Tingles raced down her spine. She couldn’t do it. This kind of thing was for other people, like those who would read her article it in Men’s Adventure Magazine. Except… if she didn’t do it, there wouldn’t be an article.
Shifting uncomfortably on her seat at the realization, she tried not to feel defeated. But honestly, she was screwed.
Her father would lose his mind if he knew she was considering going alone in the woods with a strange man. He’d made her promise that she wouldn’t do anything to embarrass the family, like she had with her little fashion vlog. That’s why he’d approved her job at Men’s Adventure where she’d be assigned respectable, useful stories. Ones that aligned with his substantial pocketbook and ego, like most of their readership.
Sighing, she polished off the wine, recalling how she’d totally freaked out over a beetle in her hair today… and a spider. But to be fair, the spider was, well a spider, and most people would have burned the building down after that. She wasn’t cut out for wilderness anything.

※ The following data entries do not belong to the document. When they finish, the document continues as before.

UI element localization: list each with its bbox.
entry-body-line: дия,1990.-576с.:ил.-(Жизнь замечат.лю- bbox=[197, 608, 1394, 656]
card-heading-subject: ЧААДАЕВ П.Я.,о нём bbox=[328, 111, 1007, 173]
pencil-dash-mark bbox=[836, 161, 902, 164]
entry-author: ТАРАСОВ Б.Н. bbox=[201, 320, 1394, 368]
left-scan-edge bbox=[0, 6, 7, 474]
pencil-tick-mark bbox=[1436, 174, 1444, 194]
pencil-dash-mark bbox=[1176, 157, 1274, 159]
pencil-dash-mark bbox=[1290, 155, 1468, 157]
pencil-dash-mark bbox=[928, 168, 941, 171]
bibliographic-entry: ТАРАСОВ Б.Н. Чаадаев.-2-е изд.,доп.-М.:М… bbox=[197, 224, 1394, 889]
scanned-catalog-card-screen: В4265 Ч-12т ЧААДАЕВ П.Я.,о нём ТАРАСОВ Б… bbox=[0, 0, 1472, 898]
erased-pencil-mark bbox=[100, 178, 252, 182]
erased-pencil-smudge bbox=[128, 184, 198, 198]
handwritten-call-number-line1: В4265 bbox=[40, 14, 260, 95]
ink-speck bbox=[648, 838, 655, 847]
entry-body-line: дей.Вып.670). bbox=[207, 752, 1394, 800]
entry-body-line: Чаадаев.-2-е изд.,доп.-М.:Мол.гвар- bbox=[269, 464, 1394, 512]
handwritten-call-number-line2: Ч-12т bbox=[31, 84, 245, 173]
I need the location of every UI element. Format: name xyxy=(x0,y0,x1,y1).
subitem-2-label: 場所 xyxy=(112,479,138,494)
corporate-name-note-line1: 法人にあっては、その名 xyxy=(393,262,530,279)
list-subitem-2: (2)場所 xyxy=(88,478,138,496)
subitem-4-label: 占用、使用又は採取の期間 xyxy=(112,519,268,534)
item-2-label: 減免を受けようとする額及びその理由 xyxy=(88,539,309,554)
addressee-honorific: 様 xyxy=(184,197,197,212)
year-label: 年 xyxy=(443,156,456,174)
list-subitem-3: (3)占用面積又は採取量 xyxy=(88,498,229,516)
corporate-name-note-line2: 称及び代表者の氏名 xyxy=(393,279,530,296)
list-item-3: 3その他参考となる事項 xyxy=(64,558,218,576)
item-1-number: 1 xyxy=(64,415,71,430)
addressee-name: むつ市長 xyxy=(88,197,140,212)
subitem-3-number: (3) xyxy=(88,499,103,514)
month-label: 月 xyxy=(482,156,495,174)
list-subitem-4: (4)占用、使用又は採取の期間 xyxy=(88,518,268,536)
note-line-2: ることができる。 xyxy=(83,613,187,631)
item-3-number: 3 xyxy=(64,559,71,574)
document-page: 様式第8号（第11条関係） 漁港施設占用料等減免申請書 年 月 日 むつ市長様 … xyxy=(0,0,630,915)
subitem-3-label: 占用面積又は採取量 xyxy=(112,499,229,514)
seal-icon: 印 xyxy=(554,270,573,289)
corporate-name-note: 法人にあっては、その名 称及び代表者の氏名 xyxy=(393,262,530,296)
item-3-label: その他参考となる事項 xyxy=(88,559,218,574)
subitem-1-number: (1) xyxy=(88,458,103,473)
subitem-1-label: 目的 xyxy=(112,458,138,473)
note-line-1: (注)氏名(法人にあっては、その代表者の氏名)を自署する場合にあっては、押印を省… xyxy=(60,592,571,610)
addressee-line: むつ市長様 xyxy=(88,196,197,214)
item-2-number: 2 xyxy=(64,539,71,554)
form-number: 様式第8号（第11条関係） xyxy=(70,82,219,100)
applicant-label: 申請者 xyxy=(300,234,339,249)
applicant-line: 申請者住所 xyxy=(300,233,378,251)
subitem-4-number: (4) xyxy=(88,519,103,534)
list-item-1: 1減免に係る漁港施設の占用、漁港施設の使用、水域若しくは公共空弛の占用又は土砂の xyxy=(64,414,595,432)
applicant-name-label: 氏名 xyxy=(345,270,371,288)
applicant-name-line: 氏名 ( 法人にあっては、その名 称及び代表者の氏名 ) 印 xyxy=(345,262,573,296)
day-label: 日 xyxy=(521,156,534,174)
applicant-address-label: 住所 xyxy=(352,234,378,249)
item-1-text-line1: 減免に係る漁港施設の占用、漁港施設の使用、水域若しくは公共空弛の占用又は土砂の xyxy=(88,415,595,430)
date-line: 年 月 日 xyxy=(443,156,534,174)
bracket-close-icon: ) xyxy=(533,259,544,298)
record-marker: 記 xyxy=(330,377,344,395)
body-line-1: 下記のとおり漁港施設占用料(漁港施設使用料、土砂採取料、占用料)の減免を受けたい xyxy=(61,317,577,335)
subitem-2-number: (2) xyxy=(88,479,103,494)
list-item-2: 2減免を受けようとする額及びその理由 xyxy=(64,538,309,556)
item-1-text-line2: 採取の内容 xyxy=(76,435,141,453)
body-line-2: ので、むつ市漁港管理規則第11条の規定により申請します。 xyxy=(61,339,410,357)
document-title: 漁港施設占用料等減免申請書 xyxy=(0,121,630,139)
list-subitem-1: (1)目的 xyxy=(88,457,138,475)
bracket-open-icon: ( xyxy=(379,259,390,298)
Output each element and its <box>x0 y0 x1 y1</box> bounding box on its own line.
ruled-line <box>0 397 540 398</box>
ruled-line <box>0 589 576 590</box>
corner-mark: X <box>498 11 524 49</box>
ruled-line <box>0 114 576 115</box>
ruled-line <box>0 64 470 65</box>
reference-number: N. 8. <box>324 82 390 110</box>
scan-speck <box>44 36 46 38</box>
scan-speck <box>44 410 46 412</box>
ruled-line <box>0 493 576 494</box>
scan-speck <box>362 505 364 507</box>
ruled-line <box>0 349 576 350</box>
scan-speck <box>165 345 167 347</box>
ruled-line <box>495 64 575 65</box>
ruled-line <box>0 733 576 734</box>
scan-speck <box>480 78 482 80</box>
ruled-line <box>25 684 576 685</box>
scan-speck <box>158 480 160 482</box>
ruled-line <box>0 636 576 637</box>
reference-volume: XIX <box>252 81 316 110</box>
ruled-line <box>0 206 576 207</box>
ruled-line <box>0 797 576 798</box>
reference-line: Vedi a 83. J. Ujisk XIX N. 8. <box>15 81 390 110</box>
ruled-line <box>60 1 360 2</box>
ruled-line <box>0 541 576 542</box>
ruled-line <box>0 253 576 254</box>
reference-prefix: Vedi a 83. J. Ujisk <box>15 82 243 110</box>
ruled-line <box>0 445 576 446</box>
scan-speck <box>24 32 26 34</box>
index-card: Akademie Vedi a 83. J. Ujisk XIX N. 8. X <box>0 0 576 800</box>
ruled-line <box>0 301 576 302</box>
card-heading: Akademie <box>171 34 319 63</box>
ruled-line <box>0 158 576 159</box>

It was a sure-fire way for her to fail.
She was going to have to turn Fox down. He said he’d do the interview if she passed the course, which she had no chance in hell of doing. Her eyes narrowed as she thought about what he’d said. He’d made the deal with her immediately following the spider incident because he knew she’d never accept. And if on the slim chance she did, she’d never complete it.
Oh,he was good.
Fox Mitchell was kind of an asshole to make this deal with her, knowing she wouldn’t handle it very well. He wanted her off his turf. Who in their right mind would turn down an opportunity to advertise their business like this? A full spread, for free, in a national magazine with an enormous readership. Had he really been so embarrassed by the viral videos that he couldn’t see beyond his ego to the benefits his business had gleaned from it?
Is that what was holding him back from the interview? A bruised ego?
“A sparkling water with lemon, please,” she bid the bartender.